Wikipedia describes bufferbloat as
“a phenomenon in a packet-switched computer network whereby excess buffering of packets inside the network causes high latency and jitter, as well as reducing the overall network throughput. The phenomenon was detailed at least as far back as 1985, but gained more widespread attention starting in 2009.”
As documented in the workshop report two solution directions were investigated, namely:
- Define a congestion control mechanism that prevents problems with self-inflicting traffic. Following the workshop a new working group was created in the IETF, called “RTP Media Congestion Avoidance Techniques (rmcat)”.
- Change network infrastructure equipment to prevent excessive buffering.

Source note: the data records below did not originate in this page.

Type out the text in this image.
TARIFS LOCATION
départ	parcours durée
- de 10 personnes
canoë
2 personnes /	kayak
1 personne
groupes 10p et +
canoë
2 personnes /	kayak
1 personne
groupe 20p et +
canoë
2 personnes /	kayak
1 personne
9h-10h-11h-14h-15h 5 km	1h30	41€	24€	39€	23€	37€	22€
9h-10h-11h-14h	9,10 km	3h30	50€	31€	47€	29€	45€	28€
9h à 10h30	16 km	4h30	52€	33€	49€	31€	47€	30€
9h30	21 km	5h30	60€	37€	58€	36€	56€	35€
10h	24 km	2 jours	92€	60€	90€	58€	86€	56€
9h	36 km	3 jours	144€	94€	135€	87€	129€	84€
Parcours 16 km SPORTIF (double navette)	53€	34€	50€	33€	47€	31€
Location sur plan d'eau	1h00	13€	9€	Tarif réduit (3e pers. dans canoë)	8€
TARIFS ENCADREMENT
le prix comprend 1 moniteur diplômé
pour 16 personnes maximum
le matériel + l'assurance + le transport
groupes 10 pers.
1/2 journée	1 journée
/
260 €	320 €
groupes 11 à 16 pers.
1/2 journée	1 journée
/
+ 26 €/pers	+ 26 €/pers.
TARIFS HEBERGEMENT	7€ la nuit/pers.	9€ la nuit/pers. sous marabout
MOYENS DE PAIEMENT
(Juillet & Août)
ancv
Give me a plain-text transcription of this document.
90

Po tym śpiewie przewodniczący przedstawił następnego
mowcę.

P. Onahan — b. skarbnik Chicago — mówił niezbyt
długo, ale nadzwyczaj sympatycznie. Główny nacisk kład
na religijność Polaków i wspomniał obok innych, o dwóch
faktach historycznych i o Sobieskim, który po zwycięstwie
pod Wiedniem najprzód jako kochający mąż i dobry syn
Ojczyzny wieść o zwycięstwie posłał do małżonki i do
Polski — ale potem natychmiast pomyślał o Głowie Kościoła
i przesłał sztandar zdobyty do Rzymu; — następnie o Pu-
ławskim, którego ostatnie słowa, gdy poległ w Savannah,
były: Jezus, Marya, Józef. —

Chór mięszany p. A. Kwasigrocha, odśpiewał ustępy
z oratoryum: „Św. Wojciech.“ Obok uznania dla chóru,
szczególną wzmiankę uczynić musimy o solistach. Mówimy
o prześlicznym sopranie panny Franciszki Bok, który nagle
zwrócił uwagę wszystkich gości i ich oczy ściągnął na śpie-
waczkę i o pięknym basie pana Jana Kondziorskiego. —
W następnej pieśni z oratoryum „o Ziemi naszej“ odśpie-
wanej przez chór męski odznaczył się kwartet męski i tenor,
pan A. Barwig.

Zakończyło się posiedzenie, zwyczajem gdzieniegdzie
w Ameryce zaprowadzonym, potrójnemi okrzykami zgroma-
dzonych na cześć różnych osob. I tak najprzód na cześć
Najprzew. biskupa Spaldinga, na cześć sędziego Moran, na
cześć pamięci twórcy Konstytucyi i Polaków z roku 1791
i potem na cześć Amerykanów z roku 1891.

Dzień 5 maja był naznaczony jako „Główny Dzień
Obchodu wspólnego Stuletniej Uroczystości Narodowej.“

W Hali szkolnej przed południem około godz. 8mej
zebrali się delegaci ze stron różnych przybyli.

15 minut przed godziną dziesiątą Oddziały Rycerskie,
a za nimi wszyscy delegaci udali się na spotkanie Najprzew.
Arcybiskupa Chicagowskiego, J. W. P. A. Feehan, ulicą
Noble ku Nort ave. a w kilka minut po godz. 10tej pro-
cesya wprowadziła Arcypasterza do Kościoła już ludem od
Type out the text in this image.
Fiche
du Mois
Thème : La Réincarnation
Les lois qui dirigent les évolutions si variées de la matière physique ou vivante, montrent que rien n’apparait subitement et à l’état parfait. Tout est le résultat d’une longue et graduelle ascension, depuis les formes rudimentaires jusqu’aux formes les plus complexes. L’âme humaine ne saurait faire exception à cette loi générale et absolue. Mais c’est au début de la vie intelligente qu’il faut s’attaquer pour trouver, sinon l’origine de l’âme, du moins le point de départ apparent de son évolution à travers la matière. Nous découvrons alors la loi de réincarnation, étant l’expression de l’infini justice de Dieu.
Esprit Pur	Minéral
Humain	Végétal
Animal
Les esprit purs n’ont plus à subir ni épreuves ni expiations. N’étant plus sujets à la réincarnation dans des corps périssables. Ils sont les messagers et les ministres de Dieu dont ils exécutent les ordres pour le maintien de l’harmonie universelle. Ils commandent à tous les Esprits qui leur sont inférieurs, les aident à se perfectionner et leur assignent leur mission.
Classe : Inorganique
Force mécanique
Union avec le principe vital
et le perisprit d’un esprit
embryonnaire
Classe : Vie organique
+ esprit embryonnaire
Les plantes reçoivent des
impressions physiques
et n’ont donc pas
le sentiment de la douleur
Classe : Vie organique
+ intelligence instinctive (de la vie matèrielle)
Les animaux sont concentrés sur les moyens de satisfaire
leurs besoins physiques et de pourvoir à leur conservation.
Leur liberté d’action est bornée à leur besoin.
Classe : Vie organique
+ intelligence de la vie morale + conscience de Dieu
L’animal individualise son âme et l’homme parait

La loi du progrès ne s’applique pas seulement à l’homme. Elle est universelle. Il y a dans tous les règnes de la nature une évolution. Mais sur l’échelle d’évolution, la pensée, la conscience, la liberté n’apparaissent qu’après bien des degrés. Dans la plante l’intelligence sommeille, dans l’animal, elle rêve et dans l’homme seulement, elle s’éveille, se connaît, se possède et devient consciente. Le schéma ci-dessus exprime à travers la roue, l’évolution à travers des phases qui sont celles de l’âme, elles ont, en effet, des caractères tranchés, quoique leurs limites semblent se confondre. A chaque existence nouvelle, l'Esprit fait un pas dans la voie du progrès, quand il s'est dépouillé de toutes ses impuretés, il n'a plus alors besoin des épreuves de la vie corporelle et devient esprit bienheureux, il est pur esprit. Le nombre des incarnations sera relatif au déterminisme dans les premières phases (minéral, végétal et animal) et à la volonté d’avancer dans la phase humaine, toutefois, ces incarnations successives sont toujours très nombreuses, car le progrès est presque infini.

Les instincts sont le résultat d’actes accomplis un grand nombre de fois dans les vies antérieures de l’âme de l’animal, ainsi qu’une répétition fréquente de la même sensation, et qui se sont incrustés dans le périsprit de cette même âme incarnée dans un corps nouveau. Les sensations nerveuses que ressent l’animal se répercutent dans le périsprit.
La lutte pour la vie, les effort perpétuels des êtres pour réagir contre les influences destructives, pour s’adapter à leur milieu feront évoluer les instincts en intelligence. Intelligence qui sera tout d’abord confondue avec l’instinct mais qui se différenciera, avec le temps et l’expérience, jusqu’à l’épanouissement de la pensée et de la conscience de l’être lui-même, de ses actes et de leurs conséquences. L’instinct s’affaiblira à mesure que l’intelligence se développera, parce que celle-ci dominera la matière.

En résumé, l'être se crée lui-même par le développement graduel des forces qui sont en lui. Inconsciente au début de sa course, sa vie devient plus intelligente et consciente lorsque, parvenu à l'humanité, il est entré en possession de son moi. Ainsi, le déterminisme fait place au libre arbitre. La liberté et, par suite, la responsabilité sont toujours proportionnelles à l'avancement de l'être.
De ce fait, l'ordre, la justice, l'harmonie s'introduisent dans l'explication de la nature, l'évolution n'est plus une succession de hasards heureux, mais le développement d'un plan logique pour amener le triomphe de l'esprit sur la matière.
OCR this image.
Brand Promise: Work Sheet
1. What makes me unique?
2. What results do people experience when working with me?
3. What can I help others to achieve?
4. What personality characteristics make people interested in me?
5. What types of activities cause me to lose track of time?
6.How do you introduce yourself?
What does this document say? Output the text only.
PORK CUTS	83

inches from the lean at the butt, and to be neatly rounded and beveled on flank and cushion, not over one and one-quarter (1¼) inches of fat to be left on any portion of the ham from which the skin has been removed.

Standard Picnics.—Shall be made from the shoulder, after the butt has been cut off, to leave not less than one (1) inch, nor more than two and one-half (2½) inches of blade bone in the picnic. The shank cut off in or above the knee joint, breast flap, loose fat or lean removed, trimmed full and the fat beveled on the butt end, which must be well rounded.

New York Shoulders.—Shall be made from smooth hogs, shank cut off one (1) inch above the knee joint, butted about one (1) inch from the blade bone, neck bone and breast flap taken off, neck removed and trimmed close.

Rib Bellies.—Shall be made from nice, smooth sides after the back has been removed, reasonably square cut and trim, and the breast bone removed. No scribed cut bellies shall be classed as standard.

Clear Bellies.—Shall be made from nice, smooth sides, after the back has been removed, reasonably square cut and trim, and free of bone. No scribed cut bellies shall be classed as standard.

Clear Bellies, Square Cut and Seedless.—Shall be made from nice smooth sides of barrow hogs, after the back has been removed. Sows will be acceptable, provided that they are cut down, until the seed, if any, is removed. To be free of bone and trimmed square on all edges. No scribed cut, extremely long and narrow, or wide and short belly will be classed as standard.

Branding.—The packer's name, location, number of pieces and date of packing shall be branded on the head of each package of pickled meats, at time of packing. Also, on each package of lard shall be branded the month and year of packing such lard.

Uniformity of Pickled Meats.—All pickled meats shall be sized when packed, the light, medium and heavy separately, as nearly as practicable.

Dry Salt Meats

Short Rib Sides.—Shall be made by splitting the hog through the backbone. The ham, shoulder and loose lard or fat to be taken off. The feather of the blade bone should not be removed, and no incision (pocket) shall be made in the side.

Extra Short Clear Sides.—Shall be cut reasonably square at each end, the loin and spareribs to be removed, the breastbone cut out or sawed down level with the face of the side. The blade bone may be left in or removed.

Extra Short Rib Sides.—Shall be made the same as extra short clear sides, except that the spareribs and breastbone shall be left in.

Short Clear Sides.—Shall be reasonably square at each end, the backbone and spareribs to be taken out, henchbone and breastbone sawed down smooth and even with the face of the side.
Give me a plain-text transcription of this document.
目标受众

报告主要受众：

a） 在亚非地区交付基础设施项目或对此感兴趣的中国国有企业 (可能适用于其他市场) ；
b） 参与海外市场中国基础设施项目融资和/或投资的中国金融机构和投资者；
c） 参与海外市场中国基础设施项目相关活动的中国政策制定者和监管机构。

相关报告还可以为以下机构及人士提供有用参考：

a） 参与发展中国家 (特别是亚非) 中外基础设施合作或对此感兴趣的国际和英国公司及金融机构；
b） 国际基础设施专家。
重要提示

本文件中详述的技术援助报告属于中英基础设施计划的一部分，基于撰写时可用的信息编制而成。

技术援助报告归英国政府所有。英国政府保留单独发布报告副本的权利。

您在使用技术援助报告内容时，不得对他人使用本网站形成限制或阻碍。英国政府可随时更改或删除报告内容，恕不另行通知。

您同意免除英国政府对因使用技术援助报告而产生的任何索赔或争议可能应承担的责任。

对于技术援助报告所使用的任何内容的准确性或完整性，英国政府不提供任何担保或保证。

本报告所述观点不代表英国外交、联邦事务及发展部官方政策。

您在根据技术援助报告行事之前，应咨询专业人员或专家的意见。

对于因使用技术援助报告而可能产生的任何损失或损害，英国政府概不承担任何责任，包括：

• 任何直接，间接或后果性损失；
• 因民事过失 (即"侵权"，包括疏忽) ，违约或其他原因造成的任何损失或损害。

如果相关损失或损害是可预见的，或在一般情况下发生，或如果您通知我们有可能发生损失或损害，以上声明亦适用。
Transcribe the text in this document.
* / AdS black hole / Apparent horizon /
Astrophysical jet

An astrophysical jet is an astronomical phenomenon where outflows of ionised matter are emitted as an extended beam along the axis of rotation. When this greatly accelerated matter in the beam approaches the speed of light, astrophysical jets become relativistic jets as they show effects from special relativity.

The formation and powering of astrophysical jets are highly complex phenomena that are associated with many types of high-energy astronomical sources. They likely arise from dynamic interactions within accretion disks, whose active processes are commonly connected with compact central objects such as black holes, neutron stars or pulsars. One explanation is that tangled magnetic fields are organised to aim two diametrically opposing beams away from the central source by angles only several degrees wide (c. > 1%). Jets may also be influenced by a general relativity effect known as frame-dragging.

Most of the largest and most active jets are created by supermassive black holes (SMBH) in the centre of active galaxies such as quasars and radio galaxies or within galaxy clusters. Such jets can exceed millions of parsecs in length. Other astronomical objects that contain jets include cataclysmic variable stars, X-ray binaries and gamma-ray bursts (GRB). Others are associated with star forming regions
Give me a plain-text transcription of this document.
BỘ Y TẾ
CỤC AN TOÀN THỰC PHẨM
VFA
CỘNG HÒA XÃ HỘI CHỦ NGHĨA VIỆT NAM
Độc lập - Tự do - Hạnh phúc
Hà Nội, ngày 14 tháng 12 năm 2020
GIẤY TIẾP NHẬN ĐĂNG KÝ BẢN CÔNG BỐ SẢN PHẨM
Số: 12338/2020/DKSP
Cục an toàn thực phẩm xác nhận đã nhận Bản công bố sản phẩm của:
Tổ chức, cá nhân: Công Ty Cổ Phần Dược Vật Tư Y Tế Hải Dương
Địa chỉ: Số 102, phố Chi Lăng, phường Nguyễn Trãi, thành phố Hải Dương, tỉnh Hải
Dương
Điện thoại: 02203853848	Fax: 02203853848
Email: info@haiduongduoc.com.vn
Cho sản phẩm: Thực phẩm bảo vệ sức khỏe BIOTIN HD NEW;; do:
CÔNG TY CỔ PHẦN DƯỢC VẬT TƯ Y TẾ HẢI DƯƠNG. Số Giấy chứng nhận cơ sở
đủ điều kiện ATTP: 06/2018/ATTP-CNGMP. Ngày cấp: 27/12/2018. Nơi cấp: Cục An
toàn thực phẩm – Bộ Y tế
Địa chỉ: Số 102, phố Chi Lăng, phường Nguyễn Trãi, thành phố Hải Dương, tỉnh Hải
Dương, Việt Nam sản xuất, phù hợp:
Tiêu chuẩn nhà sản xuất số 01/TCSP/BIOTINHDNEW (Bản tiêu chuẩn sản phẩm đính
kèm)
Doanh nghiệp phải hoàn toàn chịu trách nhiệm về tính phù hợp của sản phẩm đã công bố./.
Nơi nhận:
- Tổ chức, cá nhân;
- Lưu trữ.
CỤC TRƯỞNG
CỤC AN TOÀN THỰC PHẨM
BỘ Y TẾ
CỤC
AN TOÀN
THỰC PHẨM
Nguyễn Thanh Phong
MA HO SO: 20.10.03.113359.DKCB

This write-up focuses on the he write-up mostly focused on #2. A certain amount of buffering is helpful to improve the efficiency of data transmissions to smoothen bursts in data transmissions. However, not dropping packets early enough in the event of congestion leads to increasing delays for interactive real-time communication since widely deployed congestion control algorithms rely on packet loss as a signal for congestion. Not dropping packets (or not in a timely fashion) prevents applications from reacting properly to overload. Real-time communication not only includes voice communication but also gaming, video conferencing, and Web browsing.
Since the congestion control workshop took place a number of activities had happened and there is an enormous amount of interest in detecting bufferbloat related problems as well as developing and deploying active queue management (AQM) techniques. In this short write-up I will provide some pointers to ongoing activities.
In the second part of 2012 the following events are worth pointing out:
- Linux 3.6 received some updates to reduce the buffer sizes in the networking stack, including the TCP small queues and Byte queue limits.
- As many researchers and engineers are trying to reproduce the tests various scripts have been made available to simulate the real-time response under load. One such script worth pointing out is the netperf-wrapper.
- Van Jacobson and Kathleen M. Nichols continued their work on the Controlled Delay (CoDel) Active Queue Management algorithm (slides from IETF#84, a recording, and a presentation to the BITAG are available).
- In addition to the CoDel AQM algorithm Cisco released their own AQM algorithm: it is called PIE.
- Various papers are available that provide different data points, including measurements of cellular providers. For example, Keith Weinstein submitted a position paper to the IAB/IRTF congestion control workshop and published a paper about their Alfalfa video conference system, which contains further information about the data collection in cellular networks. Even the raw data is available.
- A new European research project, called RITE – [Reducing Internet Transport Latency], started last autumn to investigate network buffering issues.
- Finally, it is worth pointing out that the stochastic fair queuing mechanism has gotten a lot of attention. Stochastic fair queuing puts flows into independent queues and therefore allows some degree of flow segregation without introducing the penalty of QoS signaling.
With the IETF#86 meeting in Orlando/Florida a number of sessions covered bufferbloat:
- Participants in the transport area discussed whether an AQM working group should be created. In response to the discussion a new mailing list was setup.
- The IRTF ICCRG met and the discussions focused on updating RFC 3819 to provide more up-to-date advice on buffer management, on the state of the art buffer management in Linux, performance of the PIE AQM algorithm, and results from AQM performance in DOCSIS 3.0.
- Comcast showed a live demo of the impact of CoDel on gaming at the Bits&Bytes session.
In a nutshell, there is a lot of activity around the bufferbloat topic and with the increased awareness I expect further academic publications and also work continuing at the IETF.